Forfeiture is a tool used by law enforcement agencies to confiscate money or property they suspect is involved in illegal activity. Forfeiture has a long history in the United States and other parts of the world, but for most of its existence, its use was limited. Widespread use of civil forfeiture began with the rise of modern drug laws and more permissive court interpretations of what constitutes a connection to illegal activities.
There are three main types of property that are subject to forfeiture: contraband, proceeds from criminal activity and tools used in the act of committing a crime. Contraband is property that is illegal to own, such as illicit drugs or certain types of weapons. Proceeds are typically goods or money derived from illegal activities, such as cash stolen from a bank. Tools are items used during the commission of a crime and “associated” with illegal activity, such as a legally owned gun used to rob a convenience store.
Forfeiture is not the same thing as law enforcement seizing property. Police can seize property if they have probable cause to believe that the property is subject to forfeiture or if the property is needed as evidence as part of a criminal investigation. Seizure is when the police take possession of property; forfeiture is when the government takes ownership of property.

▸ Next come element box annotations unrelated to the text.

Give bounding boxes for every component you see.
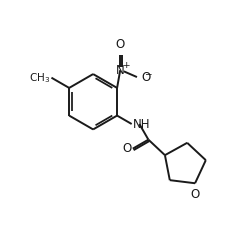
Text: O: O — [141, 71, 150, 84]
Text: +: + — [122, 61, 129, 70]
Text: O: O — [190, 188, 200, 201]
Text: CH$_3$: CH$_3$ — [29, 71, 50, 85]
Text: −: − — [143, 69, 151, 78]
Text: O: O — [122, 142, 132, 155]
Text: NH: NH — [133, 118, 150, 130]
Text: O: O — [116, 38, 125, 51]
Text: N: N — [116, 64, 125, 77]
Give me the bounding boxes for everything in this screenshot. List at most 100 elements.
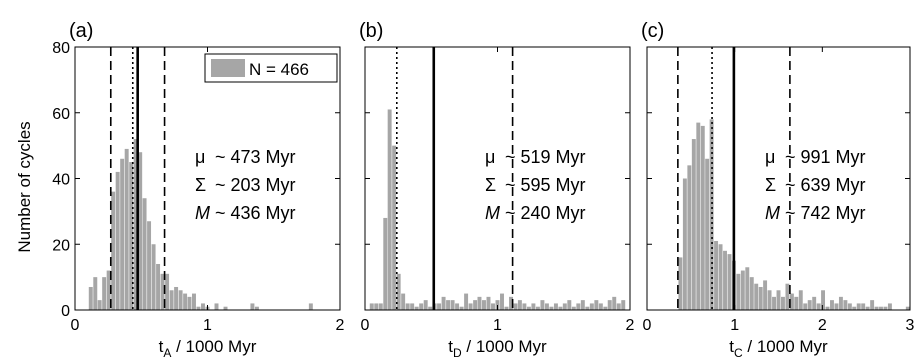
histogram-bar xyxy=(115,171,120,310)
histogram-bar xyxy=(682,178,687,310)
histogram-bar xyxy=(423,300,428,310)
histogram-bar xyxy=(856,303,861,310)
histogram-bar xyxy=(156,263,161,310)
histogram-bar xyxy=(535,306,540,310)
histogram-bar xyxy=(727,254,732,310)
y-tick-label: 0 xyxy=(61,303,70,320)
histogram-bar xyxy=(781,296,785,310)
histogram-bar xyxy=(616,303,621,310)
y-tick-label: 20 xyxy=(52,237,70,254)
histogram-bar xyxy=(383,217,388,310)
histogram-bar xyxy=(129,162,134,310)
histogram-bar xyxy=(696,122,701,310)
histogram-bar xyxy=(807,300,812,310)
histogram-bar xyxy=(369,303,374,310)
histogram-bar xyxy=(509,296,513,310)
histogram-bar xyxy=(504,306,509,310)
histogram-bar xyxy=(763,280,768,310)
histogram-bar xyxy=(821,290,825,310)
histogram-bar xyxy=(883,306,888,310)
x-tick-label: 0 xyxy=(643,317,652,334)
histogram-bar xyxy=(142,198,147,310)
histogram-bar xyxy=(847,303,852,310)
y-axis-label: Number of cycles xyxy=(15,121,34,252)
histogram-bar xyxy=(102,277,107,311)
histogram-bar xyxy=(607,300,612,310)
histogram-bar xyxy=(803,303,808,310)
histogram-bar xyxy=(767,290,772,310)
histogram-bar xyxy=(571,306,576,310)
histogram-bar xyxy=(378,303,383,310)
panel-label: (a) xyxy=(69,20,93,42)
histogram-bar xyxy=(196,306,201,310)
histogram-bar xyxy=(812,296,817,310)
histogram-bar xyxy=(621,300,626,310)
histogram-bar xyxy=(428,306,433,310)
x-tick-label: 2 xyxy=(818,317,827,334)
histogram-bar xyxy=(419,303,424,310)
histogram-bar xyxy=(603,306,608,310)
histogram-bar xyxy=(165,273,170,310)
histogram-bar xyxy=(174,286,179,310)
histogram-bar xyxy=(861,303,866,310)
histogram-bar xyxy=(678,257,683,310)
histogram-bar xyxy=(772,296,776,310)
histogram-bar xyxy=(709,119,714,310)
x-tick-label: 1 xyxy=(493,317,502,334)
histogram-bar xyxy=(852,306,857,310)
histogram-bar xyxy=(223,306,228,310)
histogram-bar xyxy=(500,293,504,310)
histogram-bar xyxy=(446,300,451,310)
histogram-bar xyxy=(192,293,196,310)
histogram-bar xyxy=(567,300,572,310)
stat-sigma-symbol: Σ xyxy=(195,175,206,195)
histogram-bar xyxy=(540,300,545,310)
histogram-bar xyxy=(723,250,727,310)
panel-2: 0 1 2 (b) tD / 1000 Myr μ ~ 519 Myr Σ ~ 595 MyrM… xyxy=(359,20,635,360)
stat-median-value: ~ 742 Myr xyxy=(785,203,866,223)
histogram-bar xyxy=(214,303,219,310)
x-tick-label: 1 xyxy=(203,317,212,334)
histogram-bar xyxy=(147,221,152,310)
stat-median-value: ~ 240 Myr xyxy=(505,203,586,223)
histogram-bar xyxy=(441,296,446,310)
histogram-bar xyxy=(874,306,879,310)
histogram-bar xyxy=(387,109,392,311)
histogram-bar xyxy=(798,290,803,310)
histogram-bar xyxy=(133,139,138,310)
legend: N = 466 xyxy=(204,53,338,83)
x-axis-label: tA / 1000 Myr xyxy=(159,337,257,360)
histogram-bar xyxy=(531,303,536,310)
histogram-bar xyxy=(562,303,567,310)
histogram-bar xyxy=(455,303,460,310)
histogram-bar xyxy=(308,303,313,310)
histogram-bar xyxy=(887,303,892,310)
histogram-bar xyxy=(544,303,549,310)
x-tick-label: 0 xyxy=(361,317,370,334)
histogram-bar xyxy=(183,293,188,310)
histogram-bar xyxy=(879,306,883,310)
y-tick-label: 60 xyxy=(52,106,70,123)
histogram-bar xyxy=(396,273,401,310)
histogram-bar xyxy=(687,165,692,310)
x-tick-label: 2 xyxy=(336,317,345,334)
histogram-bar xyxy=(553,303,558,310)
histogram-bar xyxy=(714,240,719,310)
stat-sigma-value: ~ 639 Myr xyxy=(785,175,866,195)
histogram-bar xyxy=(106,270,111,310)
histogram-bar xyxy=(576,303,581,310)
histogram-bar xyxy=(93,277,98,311)
histogram-bar xyxy=(558,306,563,310)
histogram-bar xyxy=(138,152,143,310)
histogram-bar xyxy=(789,293,794,310)
histogram-bar xyxy=(794,296,799,310)
histogram-bar xyxy=(691,139,696,310)
histogram-bar xyxy=(414,306,419,310)
stat-median-symbol: M xyxy=(195,203,210,223)
histogram-bar xyxy=(517,300,522,310)
histogram-bar xyxy=(745,267,750,310)
histogram-bar xyxy=(477,296,482,310)
histogram-bar xyxy=(88,286,93,310)
histogram-bar xyxy=(776,290,781,310)
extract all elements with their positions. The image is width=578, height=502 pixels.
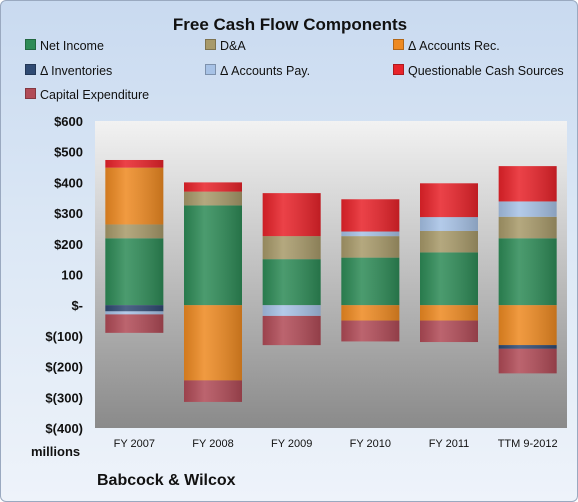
bar-segment-shading xyxy=(498,238,557,306)
bar-segment-shading xyxy=(498,305,557,346)
legend-item-da: D&A xyxy=(205,39,246,53)
bar-segment-shading xyxy=(420,183,478,218)
bars-group xyxy=(105,159,557,402)
bar-segment-shading xyxy=(184,305,242,381)
bar-segment-shading xyxy=(105,167,164,225)
y-axis: $600 $500 $400 $300 $200 100 $- $(100) $(200) $(3… xyxy=(45,114,83,436)
legend-label: Δ Inventories xyxy=(40,64,113,78)
x-tick-label: FY 2008 xyxy=(192,438,233,450)
legend-label: Net Income xyxy=(40,39,104,53)
x-tick-label: FY 2010 xyxy=(350,438,391,450)
legend-swatch xyxy=(25,88,36,99)
bar-segment-shading xyxy=(341,199,400,232)
legend-item-accounts-pay: Δ Accounts Pay. xyxy=(205,64,310,78)
y-tick-label: $- xyxy=(71,298,83,313)
legend-item-questionable: Questionable Cash Sources xyxy=(393,64,564,78)
x-tick-label: FY 2007 xyxy=(114,438,155,450)
x-axis: FY 2007 FY 2008 FY 2009 FY 2010 FY 2011 TTM 9… xyxy=(114,438,558,450)
bar-segment-shading xyxy=(184,182,242,192)
bar-segment-shading xyxy=(341,320,400,342)
bar-segment-shading xyxy=(420,305,478,321)
legend-swatch xyxy=(205,64,216,75)
y-unit-label: millions xyxy=(31,444,81,459)
bar-segment-shading xyxy=(498,201,557,217)
bar-segment-shading xyxy=(341,236,400,258)
bar-segment-shading xyxy=(498,345,557,349)
bar-segment-shading xyxy=(105,224,164,239)
chart-title: Free Cash Flow Components xyxy=(172,15,408,34)
bar-segment-shading xyxy=(184,191,242,206)
bar-segment-shading xyxy=(262,193,321,237)
y-tick-label: $(100) xyxy=(45,329,83,344)
bar-segment-shading xyxy=(420,230,478,253)
legend-label: D&A xyxy=(220,39,246,53)
bar-segment-shading xyxy=(184,205,242,306)
bar-segment-shading xyxy=(105,311,164,315)
x-tick-label: FY 2009 xyxy=(271,438,312,450)
y-tick-label: $300 xyxy=(54,206,83,221)
legend-label: Capital Expenditure xyxy=(40,88,150,102)
y-tick-label: 100 xyxy=(61,268,83,283)
legend-swatch xyxy=(393,64,404,75)
bar-segment-shading xyxy=(262,236,321,260)
y-tick-label: $(400) xyxy=(45,421,83,436)
bar-segment-shading xyxy=(262,259,321,306)
bar-segment-shading xyxy=(105,159,164,168)
bar-segment-shading xyxy=(420,320,478,343)
legend-swatch xyxy=(205,39,216,50)
x-tick-label: FY 2011 xyxy=(429,438,470,450)
bar-segment-shading xyxy=(105,314,164,333)
legend-swatch xyxy=(25,64,36,75)
legend-swatch xyxy=(25,39,36,50)
bar-segment-shading xyxy=(341,231,400,237)
bar-segment-shading xyxy=(184,380,242,402)
bar-segment-shading xyxy=(498,166,557,202)
bar-segment-shading xyxy=(262,315,321,346)
y-tick-label: $400 xyxy=(54,175,83,190)
legend-item-inventories: Δ Inventories xyxy=(25,64,112,78)
y-tick-label: $200 xyxy=(54,237,83,252)
bar-segment-shading xyxy=(341,257,400,306)
y-tick-label: $600 xyxy=(54,114,83,129)
bar-segment-shading xyxy=(498,216,557,239)
bar-segment-shading xyxy=(498,348,557,374)
bar-segment-shading xyxy=(341,305,400,321)
legend-item-accounts-rec: Δ Accounts Rec. xyxy=(393,39,500,53)
legend-label: Δ Accounts Pay. xyxy=(220,64,311,78)
legend-swatch xyxy=(393,39,404,50)
y-tick-label: $500 xyxy=(54,145,83,160)
plot-area xyxy=(95,121,567,428)
bar-segment-shading xyxy=(420,252,478,306)
bar-segment-shading xyxy=(105,305,164,312)
bar-segment-shading xyxy=(105,238,164,306)
x-tick-label: TTM 9-2012 xyxy=(498,438,558,450)
legend-label: Δ Accounts Rec. xyxy=(408,39,500,53)
bar-segment-shading xyxy=(262,305,321,316)
legend-item-capex: Capital Expenditure xyxy=(25,88,149,102)
legend-item-net-income: Net Income xyxy=(25,39,104,53)
y-tick-label: $(200) xyxy=(45,360,83,375)
y-tick-label: $(300) xyxy=(45,390,83,405)
company-name: Babcock & Wilcox xyxy=(97,472,236,489)
legend-label: Questionable Cash Sources xyxy=(408,64,564,78)
bar-segment-shading xyxy=(420,217,478,231)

There are two main types of forfeiture: civil and criminal, both of which are described in more detail below. It is important to distinguish between civil and criminal forfeiture and to remember that this paper discusses only the problems associated with civil forfeiture, not criminal forfeiture or police seizure. Further, reforming civil forfeiture would not affect the ability of police to seize property that is needed as evidence in a criminal case.